I understand that you could basically do this anywhere if you wanted to, but is it similar? Sorry this might not be the best worded question but its worth a shot.
Christian Beck - on 20 May 2014
In reply to martinmckenna:

The Tatra mountains have a very similar style to Scotland.
Lots of trad turfy mixed , long walk ins and bad weather.
RBK - on 20 May 2014
In reply to martinmckenna:

The Lofoten Islands.
Bob_the_Builder - on 20 May 2014
In reply to martinmckenna:

The only non-Brits I've met who knew what a warthog was were Polish. Seems like a good place to start.
a crap climber - on 20 May 2014
In reply to martinmckenna:

The Lakes
monaco - on 20 May 2014
In reply to martinmckenna:
''Alpi Apaune'': a small range of mountain close to the Mediterranean sea and to the leaning tower of Pisa.
Not high (1900m), not at high-latitudes...but gifted by Iuppiter (being in Tuscany it is not Zeus ;-) ) with damp snow, rime and questionable limestone.
Locals adopt the same Scottish bold ethics...and warthogs are well-known...

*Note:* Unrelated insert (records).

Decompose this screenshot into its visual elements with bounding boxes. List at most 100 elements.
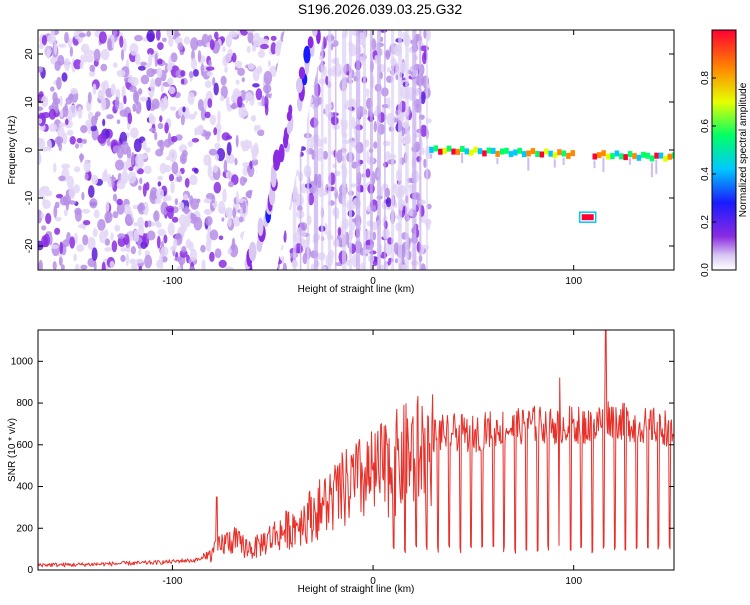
noise-blob <box>38 151 42 165</box>
vertical-striation <box>426 30 428 270</box>
noise-blob <box>98 31 107 44</box>
noise-blob <box>145 147 151 153</box>
noise-blob <box>132 103 137 113</box>
noise-blob <box>68 185 76 200</box>
noise-blob <box>154 220 161 227</box>
noise-blob <box>242 166 249 176</box>
carrier-segment <box>526 150 531 157</box>
noise-blob <box>144 220 149 228</box>
vertical-striation <box>370 30 373 270</box>
noise-blob <box>104 238 111 246</box>
noise-blob <box>81 191 85 201</box>
noise-blob <box>182 106 186 113</box>
noise-blob <box>224 66 228 73</box>
noise-blob <box>204 111 211 119</box>
noise-blob <box>104 211 113 224</box>
noise-blob <box>149 128 157 132</box>
carrier-sidelobe <box>430 153 433 159</box>
noise-blob <box>40 185 50 192</box>
snr-x-tick-label: 0 <box>370 576 376 587</box>
carrier-segment <box>636 154 642 161</box>
noise-blob <box>133 229 140 243</box>
noise-blob <box>242 200 246 214</box>
noise-blob <box>38 106 44 111</box>
vertical-striation <box>391 30 395 270</box>
noise-blob <box>120 254 126 263</box>
noise-blob <box>181 246 187 253</box>
noise-blob <box>230 104 239 109</box>
noise-blob <box>104 229 109 238</box>
carrier-segment <box>442 147 447 154</box>
noise-blob <box>164 122 169 134</box>
noise-blob <box>185 214 191 227</box>
noise-blob <box>203 198 212 204</box>
carrier-segment <box>561 150 567 157</box>
noise-blob <box>372 204 377 213</box>
noise-blob <box>214 142 221 150</box>
noise-blob <box>322 190 328 196</box>
noise-blob <box>205 216 213 226</box>
noise-blob <box>239 207 243 217</box>
noise-blob <box>38 66 44 73</box>
spectrogram-y-tick-label: 0 <box>24 147 35 153</box>
noise-blob <box>234 90 242 97</box>
noise-blob <box>147 48 154 56</box>
noise-blob <box>283 230 287 243</box>
noise-blob <box>204 208 210 215</box>
snr-x-tick-label: 100 <box>565 576 582 587</box>
noise-blob <box>54 136 64 145</box>
noise-blob <box>81 208 90 214</box>
noise-blob <box>187 92 195 105</box>
noise-blob <box>253 32 261 47</box>
noise-blob <box>44 45 52 57</box>
noise-blob <box>220 85 228 99</box>
noise-blob <box>63 209 68 217</box>
spectrogram-y-tick-label: -10 <box>24 190 35 205</box>
noise-blob <box>246 45 251 54</box>
noise-blob <box>127 77 135 84</box>
noise-blob <box>110 232 114 241</box>
noise-blob <box>41 225 47 231</box>
noise-blob <box>157 122 164 130</box>
noise-blob <box>69 46 73 57</box>
noise-blob <box>137 216 145 229</box>
negative-tone <box>581 214 594 221</box>
noise-blob <box>100 97 106 111</box>
noise-blob <box>95 111 101 117</box>
noise-blob <box>203 154 212 166</box>
noise-blob <box>385 197 392 208</box>
snr-marks <box>38 330 674 568</box>
noise-blob <box>48 123 58 132</box>
noise-blob <box>79 61 84 70</box>
carrier-segment <box>469 149 474 156</box>
noise-blob <box>261 95 265 107</box>
noise-blob <box>324 222 328 235</box>
vertical-striation <box>398 30 402 270</box>
streak-blob <box>307 36 314 49</box>
noise-blob <box>235 79 240 85</box>
carrier-segment <box>592 153 597 160</box>
noise-blob <box>237 67 246 77</box>
noise-blob <box>209 229 219 241</box>
noise-blob <box>373 257 378 263</box>
noise-blob <box>422 52 427 65</box>
noise-blob <box>213 82 219 96</box>
noise-blob <box>78 224 85 229</box>
noise-blob <box>168 173 175 182</box>
noise-blob <box>218 235 224 241</box>
noise-blob <box>226 142 232 156</box>
noise-blob <box>86 30 91 37</box>
noise-blob <box>38 209 43 224</box>
noise-blob <box>196 198 201 204</box>
noise-blob <box>114 96 120 110</box>
noise-blob <box>183 36 191 45</box>
noise-blob <box>104 168 108 179</box>
noise-blob <box>302 252 308 265</box>
noise-blob <box>142 201 149 216</box>
noise-blob <box>47 34 57 44</box>
noise-blob <box>112 30 118 37</box>
noise-blob <box>225 34 232 48</box>
noise-blob <box>154 53 158 67</box>
noise-blob <box>127 112 133 125</box>
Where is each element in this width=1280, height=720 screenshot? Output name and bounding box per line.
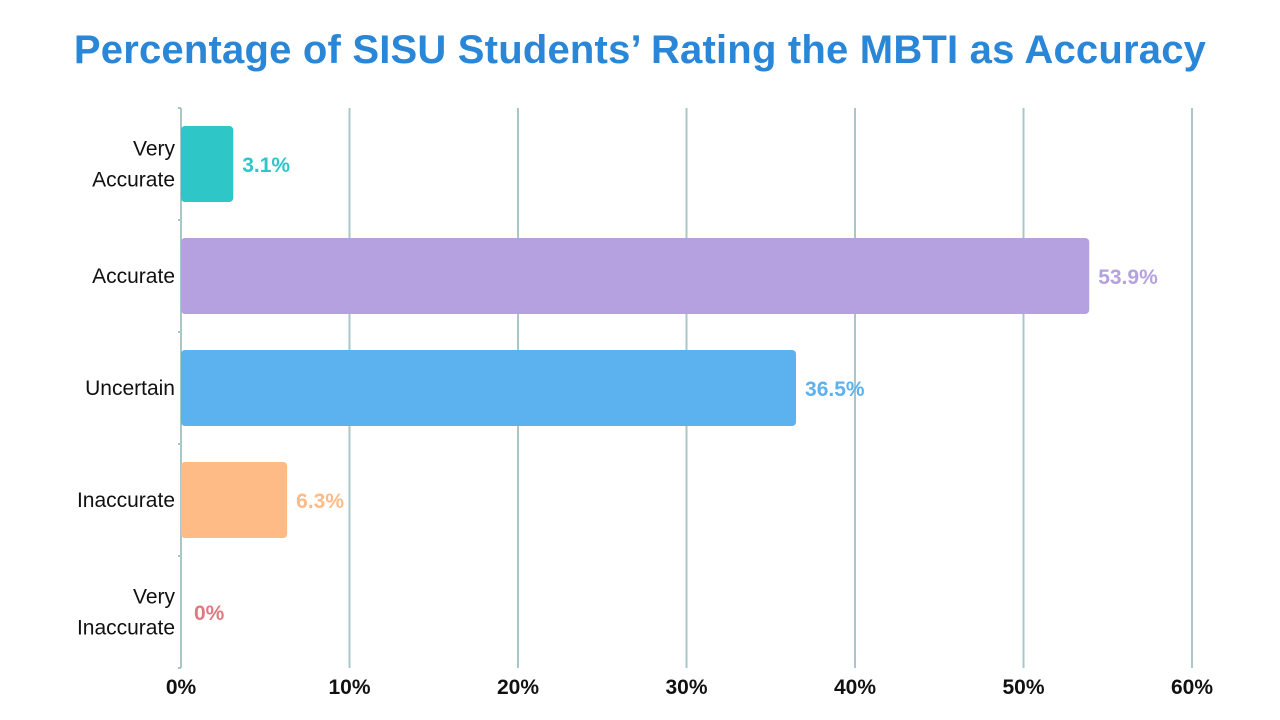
category-label: Very Accurate — [92, 138, 175, 192]
bar — [181, 238, 1090, 314]
category-label: Inaccurate — [77, 489, 175, 512]
x-tick-label: 30% — [665, 676, 707, 699]
x-tick-label: 50% — [1002, 676, 1044, 699]
bar — [181, 350, 797, 426]
bar — [181, 126, 234, 202]
x-tick-label: 60% — [1171, 676, 1213, 699]
bars — [181, 126, 1090, 538]
category-label: Uncertain — [85, 377, 175, 400]
bar — [181, 462, 288, 538]
value-label: 0% — [194, 602, 225, 625]
value-label: 3.1% — [242, 154, 290, 177]
chart-title: Percentage of SISU Students’ Rating the … — [73, 28, 1207, 72]
category-labels: Very Accurate Accurate Uncertain Inaccurate V… — [77, 138, 176, 640]
value-label: 36.5% — [805, 378, 865, 401]
x-tick-label: 10% — [328, 676, 370, 699]
x-axis-tick-labels: 0% 10% 20% 30% 40% 50% 60% — [166, 676, 1214, 699]
category-label: Accurate — [92, 265, 175, 288]
category-label: Very Inaccurate — [77, 586, 176, 640]
x-tick-label: 20% — [497, 676, 539, 699]
value-label: 6.3% — [296, 490, 344, 513]
x-tick-label: 0% — [166, 676, 197, 699]
value-label: 53.9% — [1098, 266, 1158, 289]
value-labels: 3.1% 53.9% 36.5% 6.3% 0% — [194, 154, 1158, 625]
x-tick-label: 40% — [834, 676, 876, 699]
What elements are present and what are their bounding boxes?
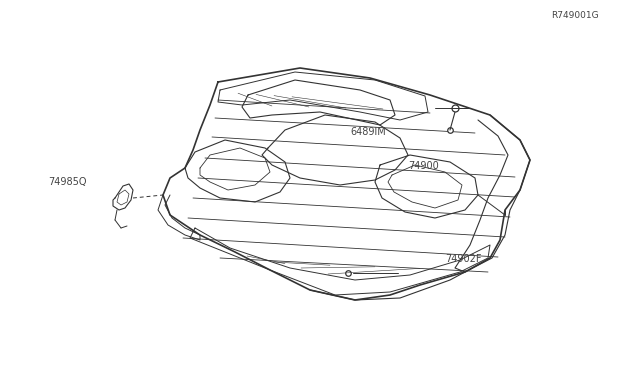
Text: 74985Q: 74985Q	[48, 177, 86, 186]
Text: 6489lM: 6489lM	[351, 127, 387, 137]
Text: R749001G: R749001G	[551, 12, 598, 20]
Text: 74900: 74900	[408, 161, 439, 170]
Text: 74902F: 74902F	[445, 254, 481, 263]
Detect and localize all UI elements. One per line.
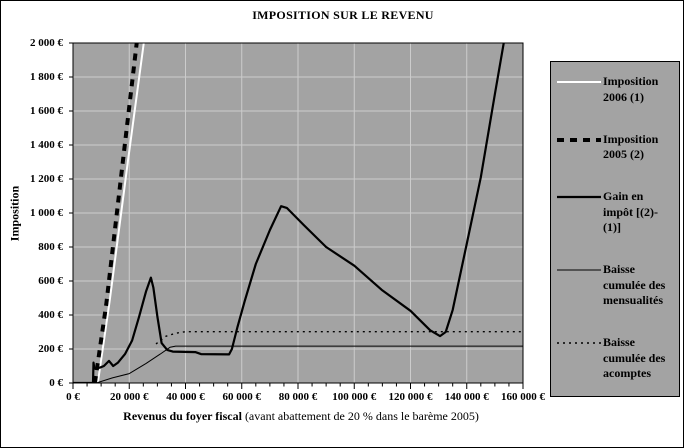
x-axis-title-note: (avant abattement de 20 % dans le barème…: [244, 409, 479, 423]
x-axis-tick-label: 100 000 €: [332, 391, 377, 403]
legend-label-baisse-acomptes: Baisse cumulée des acomptes: [603, 335, 666, 381]
chart-legend: Imposition 2006 (1) Imposition 2005 (2) …: [550, 61, 680, 397]
y-axis-tick-label: 600 €: [38, 275, 63, 287]
y-axis-tick-label: 1 000 €: [30, 207, 63, 219]
y-axis-tick-label: 1 800 €: [30, 71, 63, 83]
x-axis-tick-label: 0 €: [66, 391, 80, 403]
y-axis-tick-label: 800 €: [38, 241, 63, 253]
legend-label-imposition-2005: Imposition 2005 (2): [603, 131, 659, 162]
x-axis-tick-label: 80 000 €: [278, 391, 318, 403]
legend-line-sample-imposition-2005: [557, 137, 601, 142]
x-axis-tick-label: 20 000 €: [110, 391, 149, 403]
y-axis-tick-label: 1 200 €: [30, 173, 63, 185]
legend-item-baisse-mensualites: Baisse cumulée des mensualités: [557, 262, 675, 309]
y-axis-tick-label: 1 400 €: [30, 139, 63, 151]
legend-item-imposition-2005: Imposition 2005 (2): [557, 132, 675, 163]
x-axis-tick-label: 120 000 €: [388, 391, 433, 403]
x-axis-tick-label: 140 000 €: [444, 391, 489, 403]
x-axis-tick-label: 160 000 €: [501, 391, 545, 403]
y-axis-tick-label: 200 €: [38, 343, 63, 355]
x-axis-title-main: Revenus du foyer fiscal: [123, 409, 242, 423]
y-axis-tick-label: 0 €: [49, 377, 63, 389]
y-axis-tick-label: 400 €: [38, 309, 63, 321]
y-axis-tick-label: 1 600 €: [30, 105, 63, 117]
legend-line-sample-baisse-mensualites: [557, 269, 601, 271]
legend-item-imposition-2006: Imposition 2006 (1): [557, 74, 675, 105]
legend-label-imposition-2006: Imposition 2006 (1): [603, 74, 659, 104]
legend-line-sample-imposition-2006: [557, 81, 601, 83]
legend-line-sample-gain-impot: [557, 195, 601, 199]
x-axis-title: Revenus du foyer fiscal (avant abattemen…: [61, 409, 541, 424]
x-axis-tick-label: 60 000 €: [222, 391, 262, 403]
chart-title: IMPOSITION SUR LE REVENU: [252, 8, 434, 22]
y-axis-tick-label: 2 000 €: [30, 37, 63, 49]
legend-line-sample-baisse-acomptes: [557, 342, 601, 344]
legend-item-gain-impot: Gain en impôt [(2)-(1)]: [557, 189, 675, 236]
legend-label-baisse-mensualites: Baisse cumulée des mensualités: [603, 262, 666, 308]
legend-label-gain-impot: Gain en impôt [(2)-(1)]: [603, 189, 658, 235]
x-axis-tick-label: 40 000 €: [166, 391, 205, 403]
legend-item-baisse-acomptes: Baisse cumulée des acomptes: [557, 335, 675, 382]
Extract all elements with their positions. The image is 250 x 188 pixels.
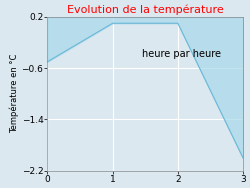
Text: heure par heure: heure par heure (142, 49, 221, 59)
Y-axis label: Température en °C: Température en °C (9, 54, 19, 133)
Title: Evolution de la température: Evolution de la température (67, 4, 224, 15)
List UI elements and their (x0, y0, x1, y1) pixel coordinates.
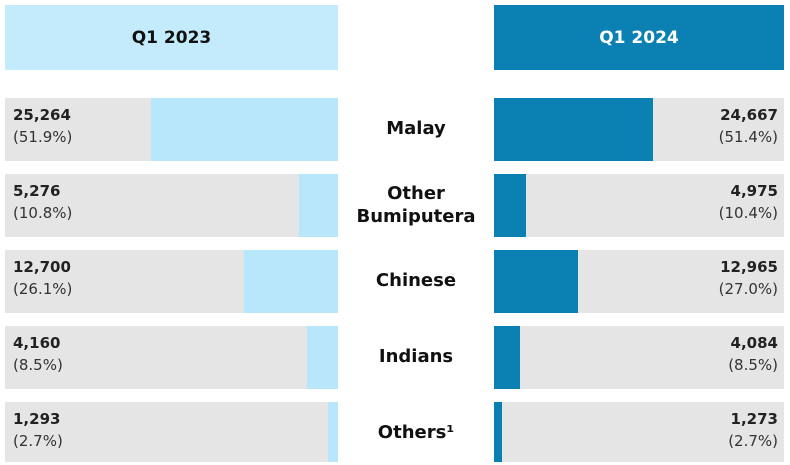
bar (494, 326, 521, 389)
share-label: (27.0%) (718, 280, 778, 298)
value-label: 4,975 (730, 182, 778, 200)
bar (494, 250, 578, 313)
panel-header: Q1 2023 (5, 5, 338, 70)
value-label: 4,084 (730, 334, 778, 352)
value-label: 4,160 (13, 334, 61, 352)
value-label: 5,276 (13, 182, 61, 200)
bar (328, 402, 338, 462)
value-label: 1,293 (13, 410, 61, 428)
row-background (5, 326, 338, 389)
bar (494, 98, 653, 161)
share-label: (51.4%) (718, 128, 778, 146)
share-label: (10.8%) (13, 204, 73, 222)
value-label: 24,667 (720, 106, 778, 124)
row-background (494, 174, 784, 237)
share-label: (26.1%) (13, 280, 73, 298)
bar (494, 402, 503, 462)
category-label: Others¹ (377, 422, 455, 444)
row-background (5, 402, 338, 462)
category-label: Other Bumiputera (356, 183, 476, 227)
value-label: 25,264 (13, 106, 71, 124)
bar (244, 250, 338, 313)
panel-header: Q1 2024 (494, 5, 784, 70)
value-label: 12,700 (13, 258, 71, 276)
bar (151, 98, 338, 161)
bar (307, 326, 338, 389)
row-background (494, 402, 784, 462)
share-label: (2.7%) (728, 432, 778, 450)
row-background (5, 174, 338, 237)
category-label: Indians (378, 346, 454, 368)
value-label: 12,965 (720, 258, 778, 276)
share-label: (51.9%) (13, 128, 73, 146)
share-label: (8.5%) (728, 356, 778, 374)
value-label: 1,273 (730, 410, 778, 428)
share-label: (10.4%) (718, 204, 778, 222)
share-label: (8.5%) (13, 356, 63, 374)
bar (494, 174, 527, 237)
category-label: Chinese (375, 270, 457, 292)
bar (298, 174, 338, 237)
category-label: Malay (386, 118, 446, 140)
row-background (494, 326, 784, 389)
share-label: (2.7%) (13, 432, 63, 450)
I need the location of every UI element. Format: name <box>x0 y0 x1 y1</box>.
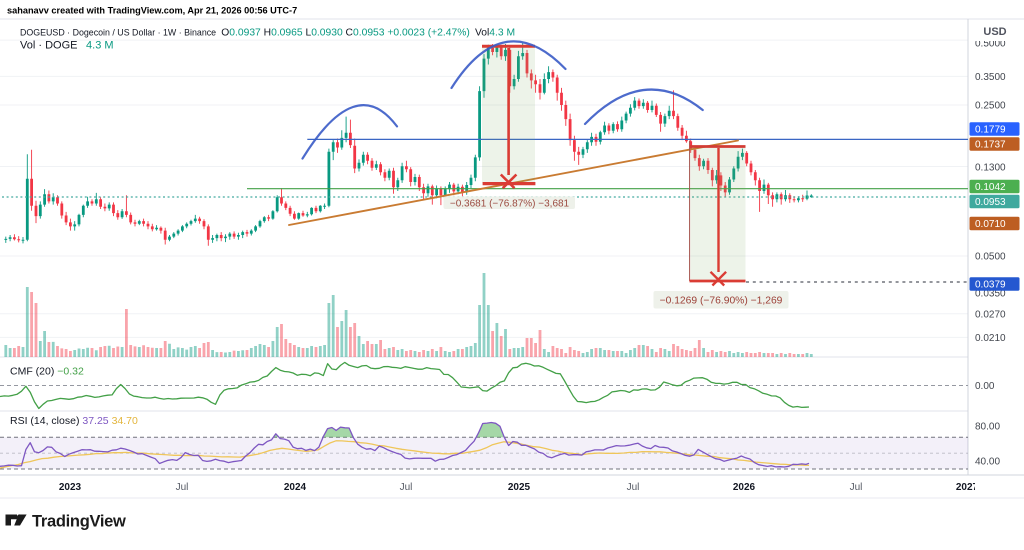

please note...the most part of their wall is in the 200m-400m range...but the best wall (in winter conditions) is 650m high with the easiest route comparable to the Croz spur in winter conditions...not too bad for a Mediterranean wall :)))

exiting a 20-pitch north-wall (that offer you less than 30m of snow slope)
and seeing the sunset on the sea is priceless...
Post edited at 22:42
Robert Durran - on 20 May 2014
In reply to a crap climber:

> The Lakes

Don't be ridiculous.

I'll second Lofoten. Ice and vegetated mixed lines wherever you look.
In reply to RBK:

Basically lots of places in Norway might work. Senja is pretty well known now - the hills there are low enough and close enough to the sea for there to be some freeze thaw, and the faces up around the northern fjords look amazing.
Erstwhile on 21 May 2014
In reply to martinmckenna:

Piccole Dolomiti
Alpi Orobie
Val di Sea

Should get you started
HeMa on 21 May 2014
In reply to martinmckenna:

The alps might be a safe bet...

Basically anywhere, where you have big enough rock faces worth climbing and cold enough conditions to warrant snow and such.
Hannes on 21 May 2014
In reply to Bob_the_Builder:

I met some slovenians who knew how to use one as well
David Rose - on 22 May 2014
In reply to martinmckenna:

Newfoundland.
Robert Durran - on 22 May 2014
In reply to HeMa:

> The alps might be a safe bet...

But the alps lack what makes "Scottish Style "winter climbing distinctive - most importantly vegetation and perhaps less importantly a maritime climate resulting in snow-ice build up.
HeMa on 22 May 2014
In reply to Robert Durran:

I've climbed quite a few lines in the Alps (and Pyrenees) that felt the same as what I've climbed this winter in Northern Corries, SCNL, Ben Eighe and Ben Nevis.

Didn't encounter that much vegetation in Scotland either.

The snow-ice might be a valid point, and for that I can't comment as it was mainly snow in Jan... too much snow in fact.
Erstwhile on 22 May 2014
In reply to Robert Durran:

The whole southern fringe of the Alps is a bit lower that the frontier ridge and "enjoys" the interaction of milder air from the Med with plenty of plant life, wet snowfall, and freeze thaw. This applies for the entire Appennino range that runs from the Alps down to Sicilly with quite a few areas offering Scottish-like gully climbing even right down towards the toe of the Italian boot.

However, it is also true that climbing frozen vegetation is not what most continental climbers aspire to and it is considered rather esoteric, so you don't find many glossy guidebooks filled with hundreds of tiny 250 m vegetated winter routes. A few such guides have popped up over the years, showing what is possible. Hit this link for a few scans from the old Piccolo Dolomiti book (now in two big fat volumes with hundreds of routes, some climbable right now).
http://www.guidedolomitibrenta.com/down/Carega.zip
HeMa on 22 May 2014
In reply to Erstwhile:


Indeed... Austrian alps are also lower...

http://www.david-lama.com/en/news.html?tx_coonews_newsdetail%5Bnewsitem%5D=294&tx_coonews_newsde...

And this stuff looks highly similar to what the VI upwards routes in Scotland looked like.
martinmckenna - on 22 May 2014
In reply to martinmckenna:
Thanks for the replys so far. The David Lama stuff looks brilliant!

Anyone know if the conditions are right at all over in British Columbia, or just any information on that area for winter climbing would be great. If possible near Vancouver.
Post edited at 18:22
Smelly Fox - on 22 May 2014
In reply to martinmckenna:

The mountains around Monte Cavallo in Tuscany provide some turfy and icy mixed climbing in winter, according to an Italian gentleman I used to work with. Warthogs and bulldogs are the norm, very similar style to Scottish winter apparently.